Anyone who enjoys a good film would have at least heard of the Karate Kid. No, not that weird reboot with Jaden Smith and Jackie Chan that had nothing to do with karate. It’s the film that inspired an entire generation of kids and teens in the 80s. Your classic underdog story told in a relatable way about good and evil with plenty of life lessons to boot. 34 years later, and an entirely new generation are presented with a sequel to this cinema icon and what you get is sure to impress anyone. Ralph Macchio and William Zabka reprise their iconic roles of Danny LaRusso and Johnny Lawrence to give us a complete overhaul in how we see these characters. This series took what was basically an internet meme and a running joke from How I Met Your Mother and turned the concept into a series whilst giving it a lot more depth.
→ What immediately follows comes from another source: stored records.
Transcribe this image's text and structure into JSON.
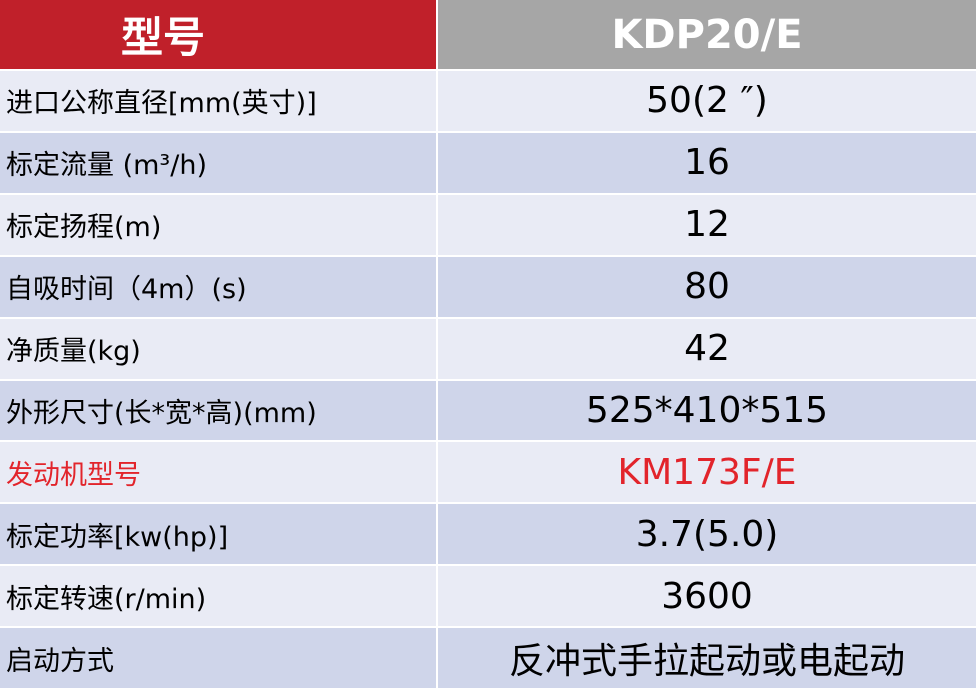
{
  "header": {
    "label": "型号",
    "value": "KDP20/E"
  },
  "rows": [
    [
      "进口公称直径[mm(英寸)]",
      "50(2 ″)"
    ],
    [
      "标定流量 (m³/h)",
      "16"
    ],
    [
      "标定扬程(m)",
      "12"
    ],
    [
      "自吸时间（4m）(s)",
      "80"
    ],
    [
      "净质量(kg)",
      "42"
    ],
    [
      "外形尺寸(长*宽*高)(mm)",
      "525*410*515"
    ],
    [
      "发动机型号",
      "KM173F/E"
    ],
    [
      "标定功率[kw(hp)]",
      "3.7(5.0)"
    ],
    [
      "标定转速(r/min)",
      "3600"
    ],
    [
      "启动方式",
      "反冲式手拉起动或电起动"
    ]
  ]
}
In the first film it was pretty easy to identify that LaRusso was the protagonist and Lawrence the antagonist. This series shows that these characters have more than one side to them. It really blurs the lines between who’s the good guy and who’s the bad guy with different shifts in power but also character. In some episodes you would relate to LaRusso’s character and disagree with Lawrence’s and other times, both were threading a thin line between good and bad. That’s what made this show such a spectacle; the fact that it handled the element of what makes a person human and implemented it so well into the characters. The relationship between the main characters is palatable; 34 years have done nothing to the intensity of this iconic rivalry. Another charming aspect of this show is how it handles nostalgia. The writers didn’t spoon-feed the audience with pure fan service, which is where most reboots fall short like the 2011 remake of Footloose.
The series also did a great job at basically rebranding Zabka’s iconic character and showing how that his character was not as two-dimensional as most would presume back in the 80s. The show deals with real issues like alcohol abuse, destructive behaviour and family issues – all themes that make it really grounded and relatable to the audience. The show created a sense of empathy for most of the characters that are in it. This is something that many big budget film characters lack which is a feat if anything. They also did a good job at completely flipping the role of Zabka’s character to what is essentially the Miyagi of this series. It’s interesting to see how a character as old fashioned as Johnny Lawrence interacts with the younger much more PC characters who become his students. It creates a juxtaposition which constructs a profound effect in many of the characters, especially with the relationships between both of the rival’s eventual students. Seeing both characters take on more paternal roles amidst all the chaotic hilarity just makes for a show full of laughs with a lot of heart.
Cobra Kai truly was a breakout hit and I am highly anticipating the follow up to this iconic rivalry next season. It’s a show that has some great elements of comedy whilst having so much depth in character. Go see it.